Professor Madeleine Arnot

Professor in Sociology of Education at Faculty of Education, University of Cambridge

Professor in Sociology of Education, Faculty of Education, University of Cambridge

Professor Madeleine Arnot is a Professor of Sociology of Education in the Faculty of Education at the University of Cambridge. She is a Fellow of the Academy of Social Sciences, and a Professorial Fellow and Director of Studies (Education) at Jesus College Cambridge. She is co-founder with Professor Loraine Gelsthorpe of the Cambridge Migration Research Network (CAMMIGRES), funded by the Vice Chancellor’s Endowment Fund.

Her primary interest is in the development of sociology of education and in particular in the role of education in relation to social inequalities and the promotion of social equality and the promotion of democratic citizenship. She is internationally known for her work on socio-cultural reproduction theory, her use of Bernstein's theory of pedagogy in relation to gender and education and pupil voice, and recent youth, gender and citizenship research in the Global South.

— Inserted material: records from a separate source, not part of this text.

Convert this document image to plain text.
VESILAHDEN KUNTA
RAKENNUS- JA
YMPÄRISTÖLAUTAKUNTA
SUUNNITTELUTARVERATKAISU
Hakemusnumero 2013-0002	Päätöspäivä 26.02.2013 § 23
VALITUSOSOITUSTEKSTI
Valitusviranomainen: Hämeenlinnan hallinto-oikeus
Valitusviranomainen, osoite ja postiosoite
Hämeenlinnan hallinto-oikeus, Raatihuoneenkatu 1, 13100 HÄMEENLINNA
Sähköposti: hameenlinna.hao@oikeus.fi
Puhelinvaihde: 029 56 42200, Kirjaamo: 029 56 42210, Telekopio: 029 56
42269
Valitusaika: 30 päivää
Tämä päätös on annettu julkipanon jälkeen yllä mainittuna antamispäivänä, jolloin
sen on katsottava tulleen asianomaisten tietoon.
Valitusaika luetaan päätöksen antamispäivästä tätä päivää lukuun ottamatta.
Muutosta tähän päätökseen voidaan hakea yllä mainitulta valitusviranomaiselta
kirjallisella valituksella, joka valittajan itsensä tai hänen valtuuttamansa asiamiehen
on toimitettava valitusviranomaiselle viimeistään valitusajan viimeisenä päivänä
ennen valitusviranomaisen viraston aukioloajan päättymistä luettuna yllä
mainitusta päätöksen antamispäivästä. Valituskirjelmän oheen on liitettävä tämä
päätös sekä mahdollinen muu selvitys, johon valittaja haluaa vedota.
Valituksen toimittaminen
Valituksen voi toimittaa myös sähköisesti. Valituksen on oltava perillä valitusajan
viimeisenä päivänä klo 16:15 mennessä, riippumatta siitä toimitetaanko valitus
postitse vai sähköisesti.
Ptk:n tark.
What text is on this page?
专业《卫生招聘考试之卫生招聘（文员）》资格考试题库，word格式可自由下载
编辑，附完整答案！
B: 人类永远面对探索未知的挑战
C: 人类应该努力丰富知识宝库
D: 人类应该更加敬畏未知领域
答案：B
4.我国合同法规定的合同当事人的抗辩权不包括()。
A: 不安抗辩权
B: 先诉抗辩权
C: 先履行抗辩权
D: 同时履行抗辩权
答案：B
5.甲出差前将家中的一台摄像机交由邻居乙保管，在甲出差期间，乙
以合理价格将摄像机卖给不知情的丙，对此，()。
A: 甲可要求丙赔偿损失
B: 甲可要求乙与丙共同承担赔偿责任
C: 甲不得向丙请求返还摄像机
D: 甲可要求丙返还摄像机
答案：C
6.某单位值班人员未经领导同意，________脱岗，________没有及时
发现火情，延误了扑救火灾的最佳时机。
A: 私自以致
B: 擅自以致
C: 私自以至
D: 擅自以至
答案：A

She began her career as part of the Schooling and Society team at the Open University, focussing specifically on social class issues. Since the 1980s she developed theories of gender codes and schooling focusing on the history of co-education, the curriculum, family and schooling, youth cultures and identities. In 1996-7 she co-directed an Equal Opportunities Commission project on gender equality reform and co-directed an OFSTED commissioned project reviewing research on gender and educational performance. She has been consulted on the development of equal opportunities policy in education internationally by: the Ministry for the Advancement of Women, Luxembourg; the Ministry of Education and Science and the Ministry of Culture and Education, Argentina; the Ministry to the Presidency, Greece; and, the EC Project on Teacher Training: Ministry for Equality between the Sexes, Portugal. She advised the Department of Education and Science on citizenship education, and was a member of expert research assessment panels on democratic values, gender and education for the Swedish Research Council and for the Equality Centre at University College Dublin.

In 2004 she established the Research Consortium on the Education for Asylum-Seeker and Refugee Children with the General Teaching Council, the National Union of Teachers and the Refugee Council and co-authored in the prize-winning book Education, Asylum and the Non-Citizen Child: the politics of compassion and belonging. She recently co-directed the Bell Foundation funded project on ‘School Approaches to the Education of EAL students: language development, social integration and achievement’ which is now in its second phase. Her current research interests include issues relating to European migration and education and the impact of migration on professional knowledge and practice.